In the course of a useful rundown of the Obama campaign’s plans to tie Mitt Romney as closely as possible to Paul Ryan and his budget, replaying Bill Clinton’s 1996 general-election strategy, WaPo’s Greg Sargent makes a very interesting point:
[T]he GOP, and even presumptive nominee Mitt Romney, have ceded to Ryan a startling amount of influence over the party’s fiscal policies, worldview, ideology, priorities and direction — and the resultant vision could prove just as alienating to independents, moderates and women as Newt did.
If Gingrich himself was a useful foil in 1996, Ryan’s vision for the country’s future will play that role this time around.

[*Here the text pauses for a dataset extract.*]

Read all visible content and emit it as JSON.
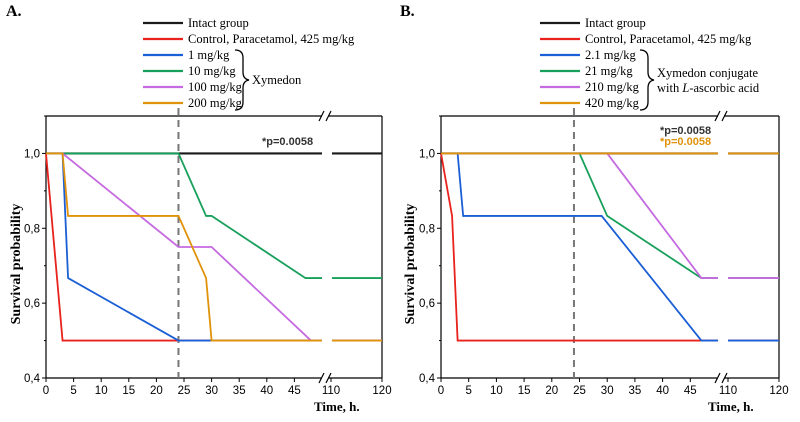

And yet, despite the economic radicalism of the Romney-Ryan vision, Republicans remain equally convinced Ryan is a plus for them. The fact that both sides are doubling down so hard on Ryan is yet another sign that this election represents perhaps the starkest clash of ideological visions we’ve seen in a presidential race in recent memory.
Yep. The tension between Gingrich and GOP presidential nominee Bob Dole in 1996 was palpable, and had been for a good while. Romney’s close embrace of Ryan is different, all right. It may ultimately be attributable to Mitt’s chronic need to validate himself with serious movement conservative types, or perhaps represents a desire to offload all those complex and controversial budget issues on someone else, leaving The Man Who Would Be POTUS free to play the visionary executive focused on the big picture.
Without question, though, Romney’s eagerness to be Ryan’s buddy makes the Obama campaign’s task easier. If the public relations battle over Ryan’s budget goes hard south for the GOP, which is at least an even bet, Mitt is making it a lot harder to walk away from it all as just another overreach by those crazy House Republicans.